The Kong plugin acts as our “producer,” and our Kafka broker stores messages in a partition of our configured topic. Our Snowflake Connector acts as our “consumer,” waiting for Kafka to notify it of any new messages. The connector knows where to put them in Snowflake for us to make use of the data. The components and basic flow would look like this:

Apache Kafka components and basic flow

When (and when not) to use Apache Kafka

Apache Kafka is most effective if you need to connect multiple systems or if you have a need for high throughput.

Considering the effort and expense of implementing and supporting a Kafka instance, you’ll want to make sure you have use cases that make sense. For example, if you only need a low-volume message queue for worker processes, Kafka may be overkill.
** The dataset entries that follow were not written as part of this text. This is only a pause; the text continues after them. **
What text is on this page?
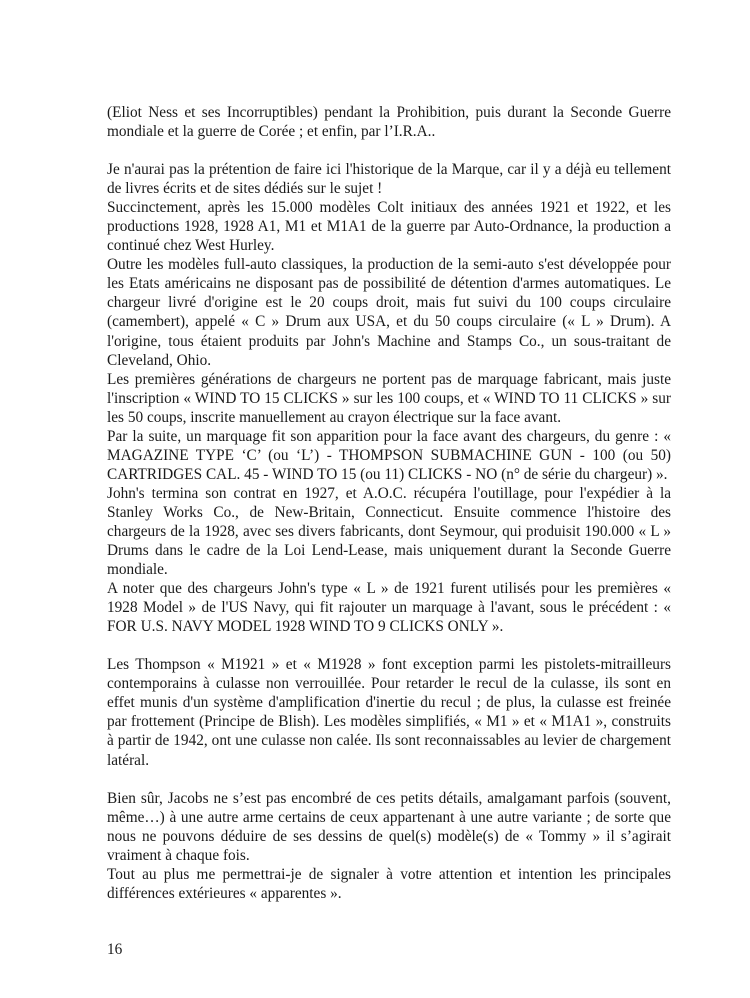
(Eliot Ness et ses Incorruptibles) pendant la Prohibition, puis durant la Seconde Guerre mondiale et la guerre de Corée ; et enfin, par l’I.R.A..

Je n'aurai pas la prétention de faire ici l'historique de la Marque, car il y a déjà eu tellement de livres écrits et de sites dédiés sur le sujet !

Succinctement, après les 15.000 modèles Colt initiaux des années 1921 et 1922, et les productions 1928, 1928 A1, M1 et M1A1 de la guerre par Auto-Ordnance, la production a continué chez West Hurley.

Outre les modèles full-auto classiques, la production de la semi-auto s'est développée pour les Etats américains ne disposant pas de possibilité de détention d'armes automatiques. Le chargeur livré d'origine est le 20 coups droit, mais fut suivi du 100 coups circulaire (camembert), appelé « C » Drum aux USA, et du 50 coups circulaire (« L » Drum). A l'origine, tous étaient produits par John's Machine and Stamps Co., un sous-traitant de Cleveland, Ohio.

Les premières générations de chargeurs ne portent pas de marquage fabricant, mais juste l'inscription « WIND TO 15 CLICKS » sur les 100 coups, et « WIND TO 11 CLICKS » sur les 50 coups, inscrite manuellement au crayon électrique sur la face avant.

Par la suite, un marquage fit son apparition pour la face avant des chargeurs, du genre : « MAGAZINE TYPE ‘C’ (ou ‘L’) - THOMPSON SUBMACHINE GUN - 100 (ou 50) CARTRIDGES CAL. 45 - WIND TO 15 (ou 11) CLICKS - NO (n° de série du chargeur) ».

John's termina son contrat en 1927, et A.O.C. récupéra l'outillage, pour l'expédier à la Stanley Works Co., de New-Britain, Connecticut. Ensuite commence l'histoire des chargeurs de la 1928, avec ses divers fabricants, dont Seymour, qui produisit 190.000 « L » Drums dans le cadre de la Loi Lend-Lease, mais uniquement durant la Seconde Guerre mondiale.

A noter que des chargeurs John's type « L » de 1921 furent utilisés pour les premières « 1928 Model » de l'US Navy, qui fit rajouter un marquage à l'avant, sous le précédent : « FOR U.S. NAVY MODEL 1928 WIND TO 9 CLICKS ONLY ».

Les Thompson « M1921 » et « M1928 » font exception parmi les pistolets-mitrailleurs contemporains à culasse non verrouillée. Pour retarder le recul de la culasse, ils sont en effet munis d'un système d'amplification d'inertie du recul ; de plus, la culasse est freinée par frottement (Principe de Blish). Les modèles simplifiés, « M1 » et « M1A1 », construits à partir de 1942, ont une culasse non calée. Ils sont reconnaissables au levier de chargement latéral.

Bien sûr, Jacobs ne s’est pas encombré de ces petits détails, amalgamant parfois (souvent, même…) à une autre arme certains de ceux appartenant à une autre variante ; de sorte que nous ne pouvons déduire de ses dessins de quel(s) modèle(s) de « Tommy » il s’agirait vraiment à chaque fois.

Tout au plus me permettrai-je de signaler à votre attention et intention les principales différences extérieures « apparentes ».

16
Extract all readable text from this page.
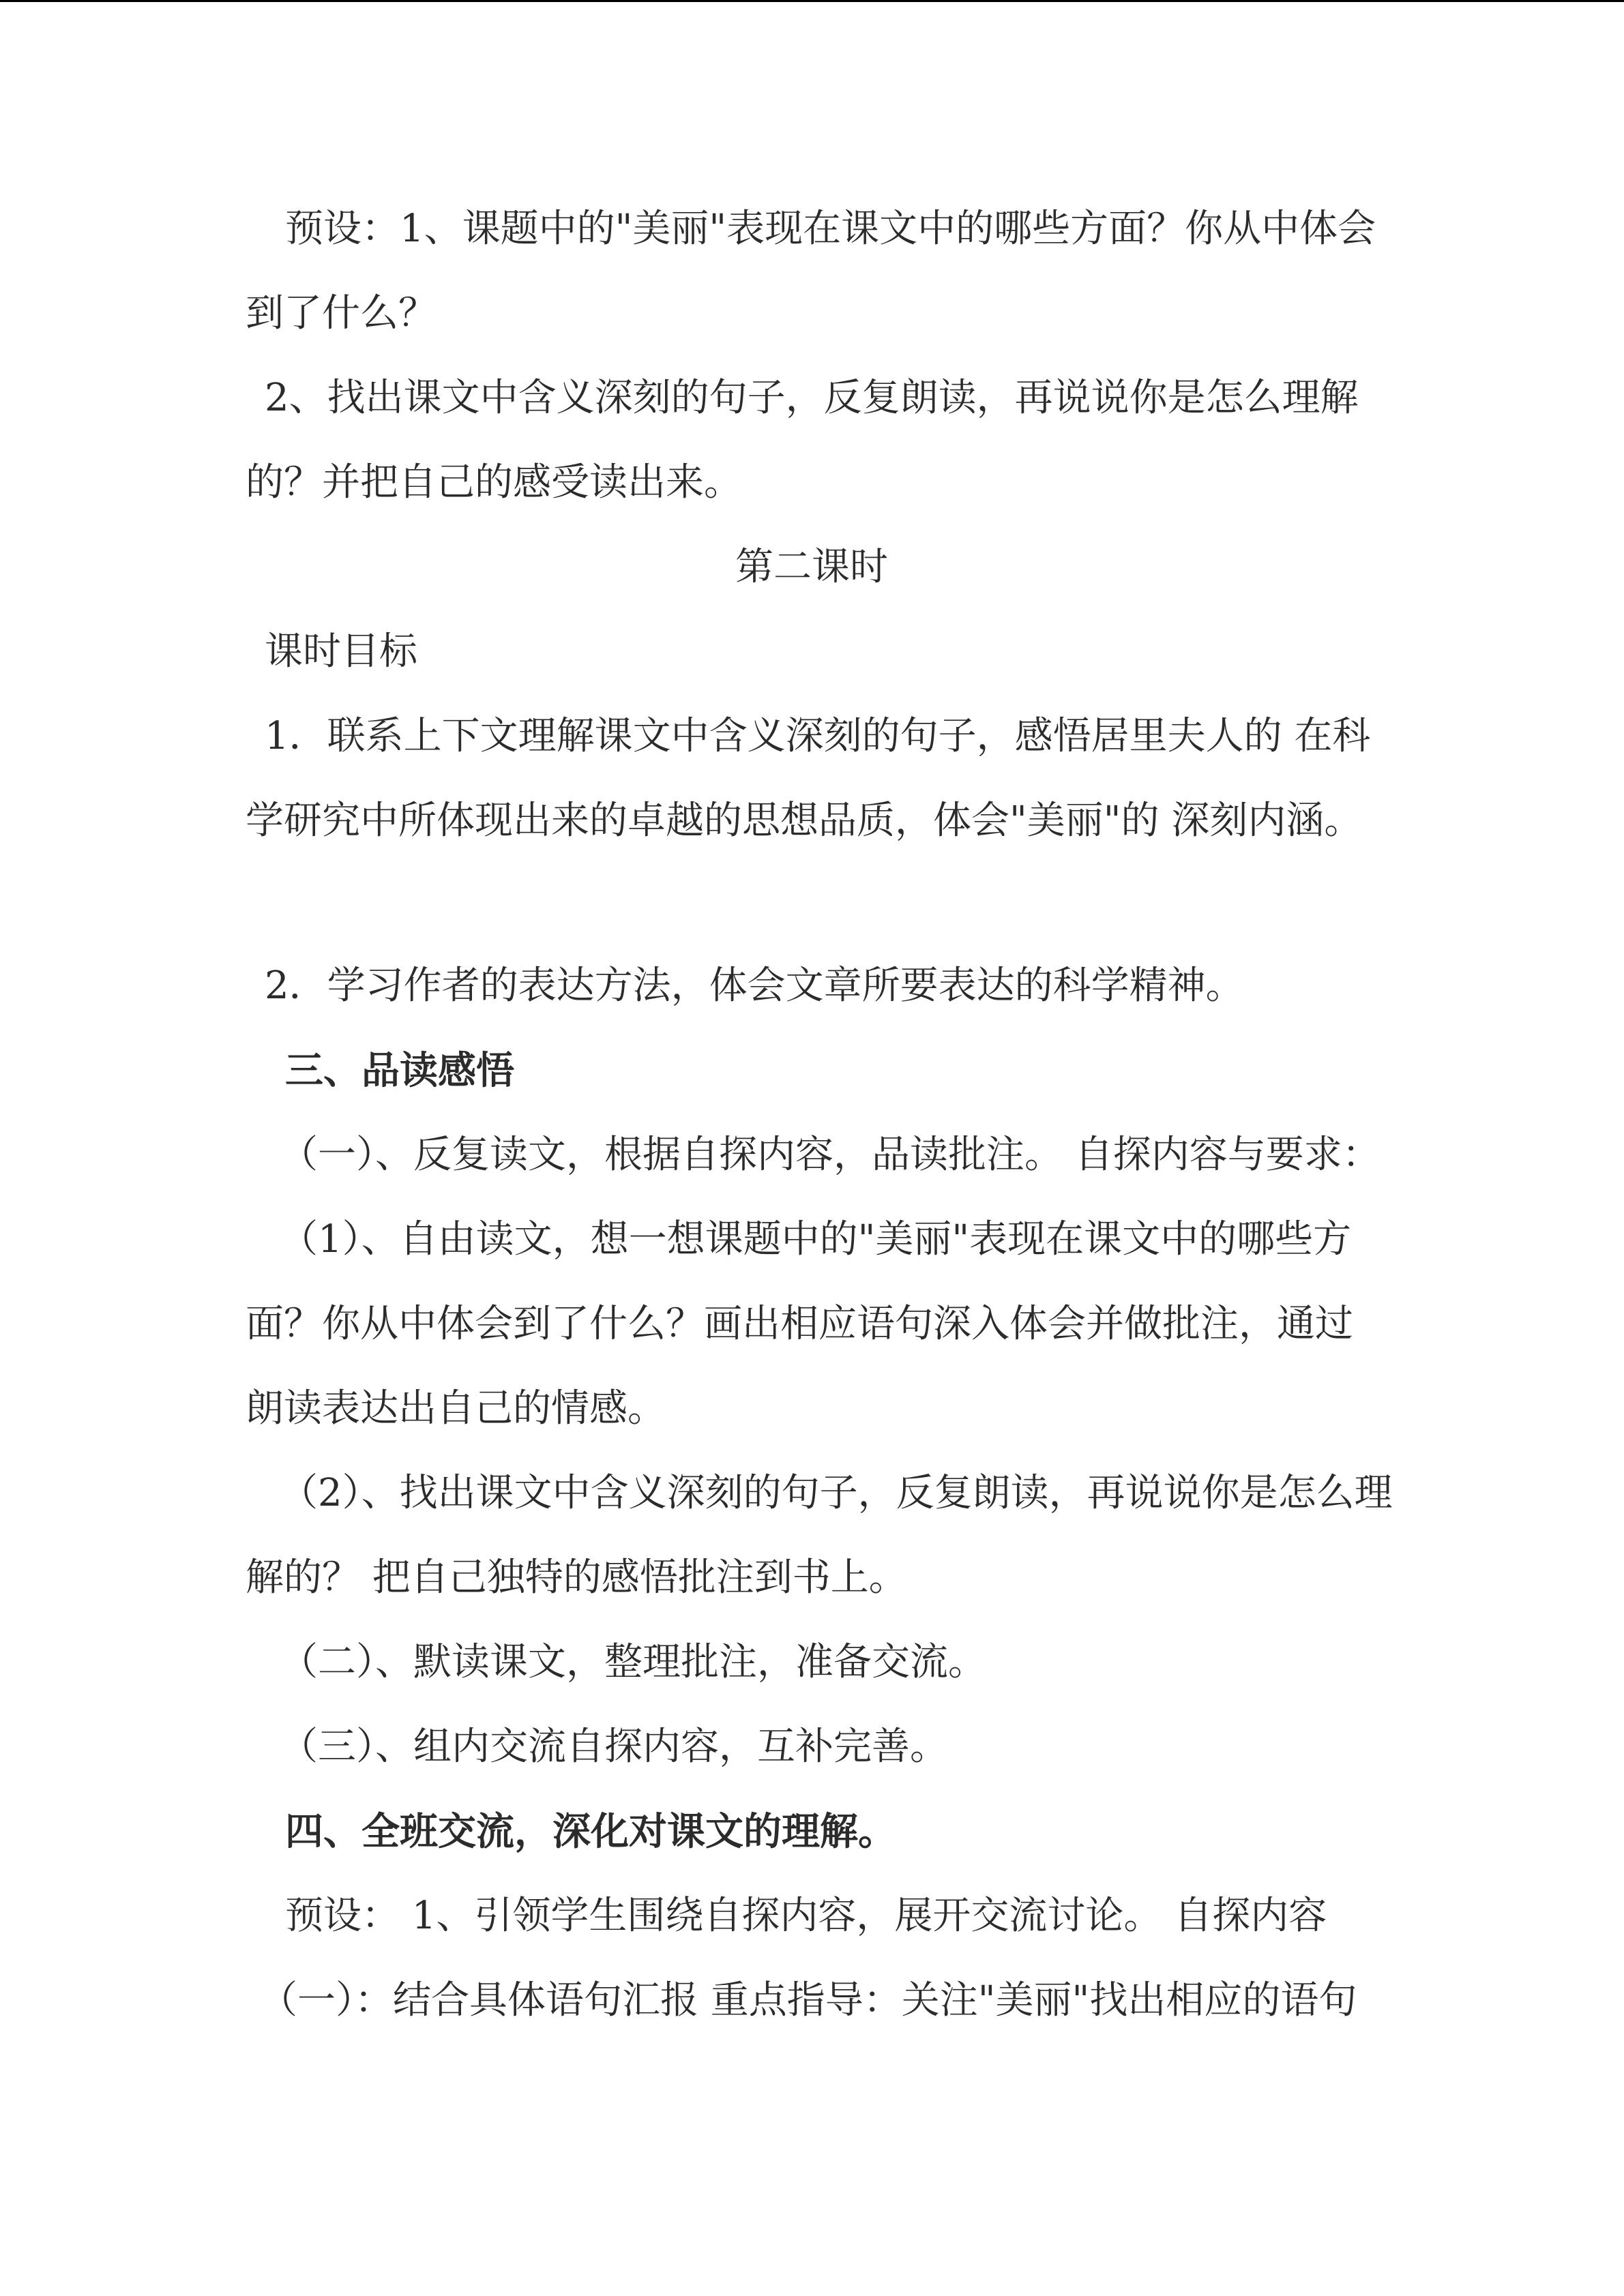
预设：1、课题中的"美丽"表现在课文中的哪些方面？你从中体会
到了什么？
2、找出课文中含义深刻的句子，反复朗读，再说说你是怎么理解
的？并把自己的感受读出来。
第二课时
课时目标
1．联系上下文理解课文中含义深刻的句子，感悟居里夫人的 在科
学研究中所体现出来的卓越的思想品质，体会"美丽"的 深刻内涵。
2．学习作者的表达方法，体会文章所要表达的科学精神。
三、品读感悟
（一）、反复读文，根据自探内容，品读批注。 自探内容与要求：
（1）、自由读文，想一想课题中的"美丽"表现在课文中的哪些方
面？你从中体会到了什么？画出相应语句深入体会并做批注，通过
朗读表达出自己的情感。
（2）、找出课文中含义深刻的句子，反复朗读，再说说你是怎么理
解的？ 把自己独特的感悟批注到书上。
（二）、默读课文，整理批注，准备交流。
（三）、组内交流自探内容，互补完善。
四、全班交流，深化对课文的理解。
预设： 1、引领学生围绕自探内容，展开交流讨论。 自探内容
（一）：结合具体语句汇报 重点指导：关注"美丽"找出相应的语句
However, perhaps you need to ingest high volumes of messages, logs, audit trails, and click data. Or maybe you need to connect microservices and track database change events and propagate those to a data lake. If this sounds like your use case, Kafka may be just the tool to help you.

In addition to use cases mentioned specifically in Kafka documentation, the following high-level use cases may also warrant the use of Kafka:

  • Microservices-backed systems that are complex, with services owned by many teams
  • Change data capture, when a change needs to be propagated to many other systems for analytics, metrics, security alerts, auditing, etc.
  • Scale and/or redundancy, when uptime is critical or you have a high-traffic application
  • Data archiving, batch processing, or real-time processing, when you need to handle incoming streams of data to generate insights

You can read more about these patterns here.

Conclusion

Apache Kafka centers around the basic idea that some applications produce messages while other applications consume messages to do something with them. In the middle, you need a broker that handles those messages in a robust and reliable manner. That is the role of Apache Kafka.

When you’re ready to get started with Kafka, you can consider hosted services with free or inexpensive offerings, such as Heroku, Confluent, and Aiven. You can also spin up Kafka locally with Docker.